Oskar, thanks for pointing that out. That was one issue that I hadn't 
noticed yet, and I agree wholeheartedly that is a quite a design problem.

As a side note: I would prefer saying that these are more like broken 
reference types, rather than saying they are not reference types, since 
that may not be the best way to describe it (not being reference or 
value types is more the nature of the problem of static arrays).
Anyway, in any case you description of the problem is quite clear.

Also, this illustrates another issue, which is the tricky reference 
semantics of dynamic arrays. Dynamic arrays are reference types, but 
they have a "catch", in that unlike all other reference types, there is 
an operation other than assignment that changes the identity of the 
array. It is the length change operation. But what is *really bad*, is 
that it is not "deterministic"[1] whether the resulting array from a 
length change will a brand new one or not. The identity (or perhaps 
better said, the contents) can be all new, or partially the same.

[1] "deterministic" is not the 100% correct word (as it is more the 
opposite of random), but I'm missing a better term.

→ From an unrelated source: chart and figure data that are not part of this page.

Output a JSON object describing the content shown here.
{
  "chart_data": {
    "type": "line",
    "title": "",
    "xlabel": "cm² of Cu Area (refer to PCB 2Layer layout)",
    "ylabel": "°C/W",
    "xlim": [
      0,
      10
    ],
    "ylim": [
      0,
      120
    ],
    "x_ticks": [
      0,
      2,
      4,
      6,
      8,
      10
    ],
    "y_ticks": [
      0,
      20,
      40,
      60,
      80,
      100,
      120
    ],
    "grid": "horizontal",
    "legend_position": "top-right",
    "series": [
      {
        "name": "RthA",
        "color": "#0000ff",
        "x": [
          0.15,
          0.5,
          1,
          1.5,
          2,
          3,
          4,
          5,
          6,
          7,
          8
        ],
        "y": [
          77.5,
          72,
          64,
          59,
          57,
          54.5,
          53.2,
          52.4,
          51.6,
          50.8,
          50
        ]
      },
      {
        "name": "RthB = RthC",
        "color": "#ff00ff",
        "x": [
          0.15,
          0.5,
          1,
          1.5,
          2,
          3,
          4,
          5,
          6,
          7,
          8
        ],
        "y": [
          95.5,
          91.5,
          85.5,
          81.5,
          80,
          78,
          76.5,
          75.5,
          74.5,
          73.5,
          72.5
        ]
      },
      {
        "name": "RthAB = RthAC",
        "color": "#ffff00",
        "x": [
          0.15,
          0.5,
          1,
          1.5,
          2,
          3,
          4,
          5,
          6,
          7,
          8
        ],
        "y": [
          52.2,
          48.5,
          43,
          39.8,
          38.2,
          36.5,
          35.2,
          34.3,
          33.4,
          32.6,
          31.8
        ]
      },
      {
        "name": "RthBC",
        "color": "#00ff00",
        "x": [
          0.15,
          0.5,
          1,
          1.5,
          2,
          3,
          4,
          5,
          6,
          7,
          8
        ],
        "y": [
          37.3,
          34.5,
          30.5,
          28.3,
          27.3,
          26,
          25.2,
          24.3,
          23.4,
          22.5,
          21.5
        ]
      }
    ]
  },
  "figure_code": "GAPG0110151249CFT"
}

> A simple fix is to change the AA implementation so that AAs become MyAA* 
>  instead of aaA*[], with MyAA defined as:
> 
> struct MyAA {
>     AANode[] buckets;
>     uint numberOfNodes;
> }
> 
> You get a very slight additional lookup cost (double dereferencing to 
> get to the buckets), but make the AA a pure reference type without any 
> caveats and problems.
> 
> My questions are:
> 
> 1) Why is the D built in array type designed in such a fragile way? 
> Should D not be robust language? Do users have to resort to writing 
> library wrappers around D's types to get robustness? If so:
> 

I'd like to know that too. One more problem to the list, and yet people 
are already thinking about 1.0 and D slogans and whatnot. :/

-- 
Bruno Medeiros - CS/E student
http://www.prowiki.org/wiki4d/wiki.cgi?BrunoMedeiros#D